WELLESLEY — Dozens of Wellesley Public School teachers gathered with students and parents Saturday in front of the Town Hall to rally for a new contract and announced a vote of no confidence against the town’s School Committee and Superintendent David Lussier.
More than 94 percent of Wellesley Educators Association members approved the no-confidence vote, the union said Saturday. The decision comes after educators in the district have been without a contract for 260 days and negotiating with district leaders for more than 14 months.
“We genuinely believe the district can sit down with us face-to-face and resolve our last outstanding issues, but it’s going to take creativity and ingenuity to do that, and [the School Committee] has not shown that.” said Kyle Gekopi, president of the Wellesley Educators Association.
Gekopi said the union decided to take the vote, despite seeing some progress, because the School Committee was pushing for mediation, something the union felt was not necessary.
In a statement Saturday night, Wellesley School Committee member Catherine Mirick said the committee has been “bargaining in good faith for more than a year” with the union and has “agreed to 34 of the proposals that the WEA brought forward.” She said the committee made further concessions during bargaining sessions in February.
“Despite all of this movement, including an unprecedented financial package, the Committee has seen no similar movement from the WEA,” Mirick said in the statement. “Negotiations require both parties to find common ground and compromise and, thus far, the WEA has been unwilling to do this.”
The next bargaining session is scheduled for Wednesday, Gekopi said. The union will then hold a membership meeting Friday, when Gekopi hopes to present a deal for members to consider.
“We’re hoping it’s a ratification meeting,” he said.
In December, the School Committee filed for mediation, an action involving the Massachusetts Department of Labor Relations to assist both parties in resolving outstanding issues and reaching a resolution when negotiations stall. On March 2, the department told the School Committee and union that a mediator would be assigned to negotiations.
The union, which represents 724 members, has been asking for pay increases for paraprofessionals, equal parental leave, and to change what full-time hours look like for specialist educators — including art, music, and physical education teachers.
A starting salary for entry-level paraprofessionals in Wellesley is $25,000 and Gekopi said the union has been pushing to raise it to $30,000. Additionally, the union is asking for all educators to receive eight weeks of paid parental leave.
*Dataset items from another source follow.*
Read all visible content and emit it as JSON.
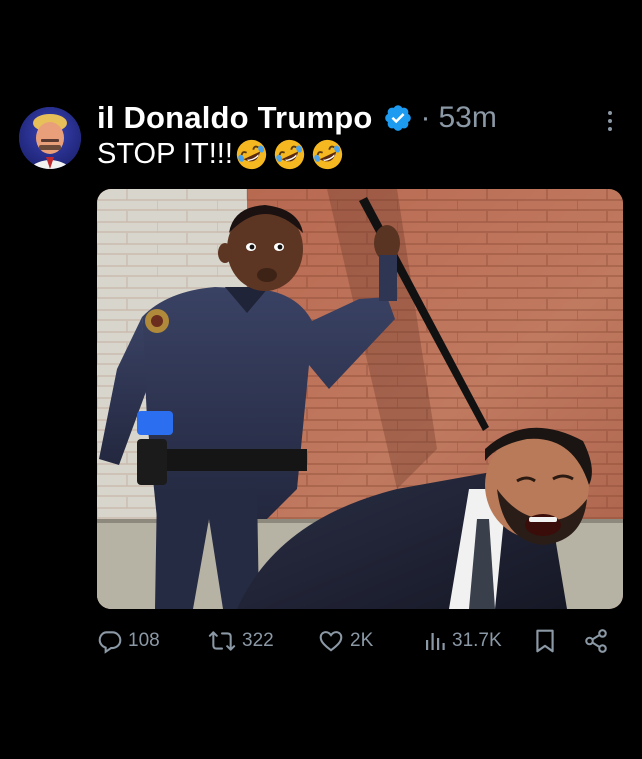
{
  "post": {
    "author": {
      "display_name": "il Donaldo Trumpo",
      "verified": true,
      "avatar_icon": "avatar-photo"
    },
    "separator": "·",
    "time": "53m",
    "text": "STOP IT!!!",
    "emoji_icon": "rolling-on-floor-laughing-emoji",
    "emoji_count": 3,
    "media": {
      "type": "photo",
      "icon": "police-officer-meme-photo"
    },
    "stats": {
      "replies": "108",
      "reposts": "322",
      "likes": "2K",
      "views": "31.7K"
    }
  },
  "colors": {
    "background": "#000000",
    "text_primary": "#ffffff",
    "text_secondary": "#8b98a5",
    "verified_blue": "#1d9bf0"
  }
}
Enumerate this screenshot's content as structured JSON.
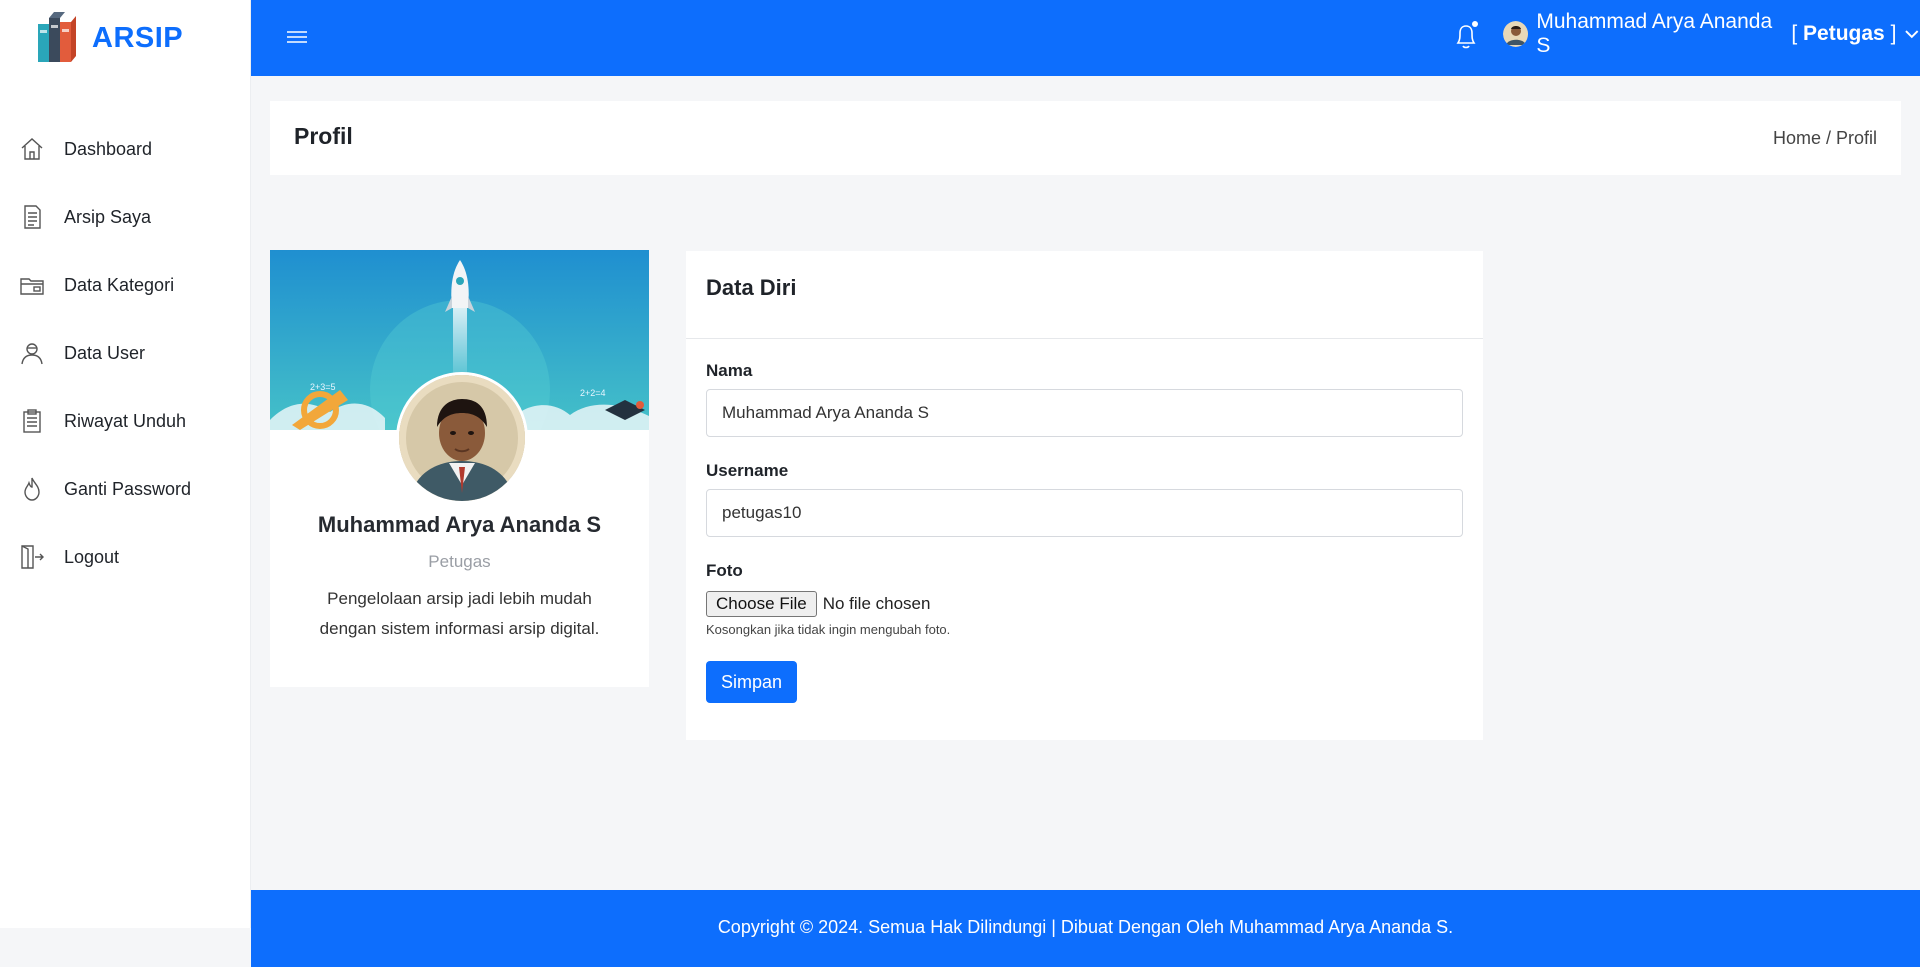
{
  "brand": {
    "name": "ARSIP",
    "accent": "#0d6efd"
  },
  "sidebar": {
    "items": [
      {
        "label": "Dashboard",
        "icon": "home-icon"
      },
      {
        "label": "Arsip Saya",
        "icon": "document-icon"
      },
      {
        "label": "Data Kategori",
        "icon": "folder-icon"
      },
      {
        "label": "Data User",
        "icon": "user-icon"
      },
      {
        "label": "Riwayat Unduh",
        "icon": "clipboard-icon"
      },
      {
        "label": "Ganti Password",
        "icon": "flame-icon"
      },
      {
        "label": "Logout",
        "icon": "logout-icon"
      }
    ]
  },
  "topbar": {
    "user_name": "Muhammad Arya Ananda S",
    "role_open": " [ ",
    "role": "Petugas",
    "role_close": " ]"
  },
  "page": {
    "title": "Profil",
    "breadcrumb_home": "Home",
    "breadcrumb_sep": " / ",
    "breadcrumb_current": "Profil"
  },
  "profile": {
    "name": "Muhammad Arya Ananda S",
    "role": "Petugas",
    "description": "Pengelolaan arsip jadi lebih mudah dengan sistem informasi arsip digital."
  },
  "form": {
    "heading": "Data Diri",
    "nama_label": "Nama",
    "nama_value": "Muhammad Arya Ananda S",
    "username_label": "Username",
    "username_value": "petugas10",
    "foto_label": "Foto",
    "choose_file": "Choose File",
    "no_file": "No file chosen",
    "help": "Kosongkan jika tidak ingin mengubah foto.",
    "submit": "Simpan"
  },
  "footer": {
    "copyright": "Copyright © 2024. Semua Hak Dilindungi | Dibuat Dengan Oleh Muhammad Arya Ananda S."
  }
}
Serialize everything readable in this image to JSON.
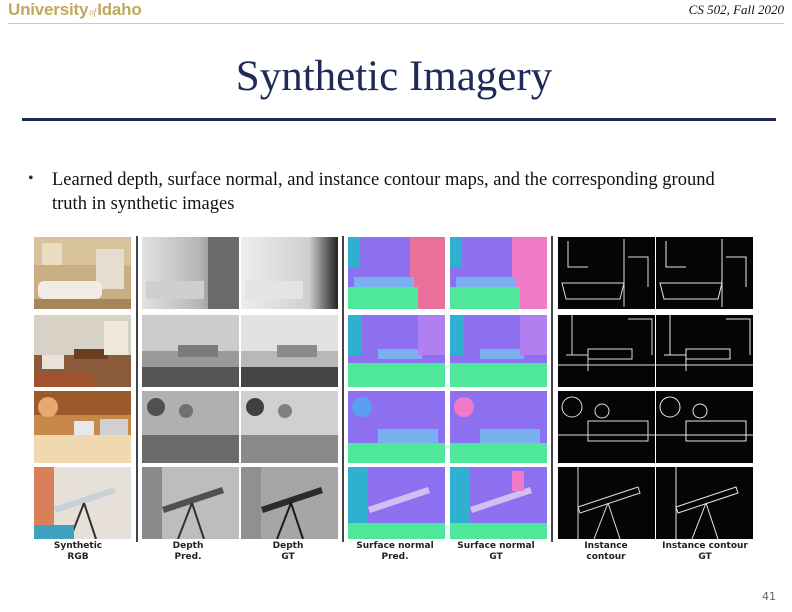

The district’s current policy, Gekopi said, includes eight weeks for women and people who adopt, and three weeks for men.
“We’re trying to show here that… these are the changes to our working conditions that we need in order to continue our work with Wellesley students,” said Gekopi, who also teaches 12th-grade psychology at Wellesley High School. “This is also what students need to have healthy educators in front of them.”
In a letter the School Committee sent out at the beginning of the month, officials said significant progress was made on top priorities the union members wanted during four meetings in February. That included a compensation package amounting to “$9.23 million over a total of four years,” equitable parental leave, and additional preparation time for elementary teachers.
The School Committee said in the letter that they hope to settle a new contract with the union by the end of March.
“We understand that there is considerable interest from WPS families, WPS staff, and Wellesley residents about the status of negotiations,” the School Committee said in the letter. “While negotiations are generally conducted in closed session, the School Committee felt that the time was right to provide specific information on Committee positions as well as our perspectives on issues that have not been settled.”
Unrest among teachers has increased throughout Massachusetts in the past year, and Wellesley is the latest district tangled in stalled contract negotiations. On Thursday, the Quincy Education Association also overwhelmingly approved a vote of no confidence in the city’s mayor, Thomas Koch, over contentious contract talks.
A variety of factors have fueled educators’ frustration, including low pay for teachers’ aides and deteriorating mental health among many students and staff.
Despite it being illegal for Massachusetts teachers and other public employees to strike, multiple teacher unions across the state have walked the picket line within the past year. Schools in Brookline, Haverhill, Malden, and Woburn were closed between one and five days before unions and school officials reached an agreement.
Maria Melchionda, a mother of two students in the Wellesley school system with one in high school and one in middle school, said she believes the teachers are being disrespected.
“I do not think for a second that this superintendent and this School Committee values these teachers, especially after a three-year pandemic,” she said. “These teachers were some of the first responders for my kids and helped them through many a day with their studies, their homework, and for the most part, overall, mental health for all students K through 12. And we know how much that means.”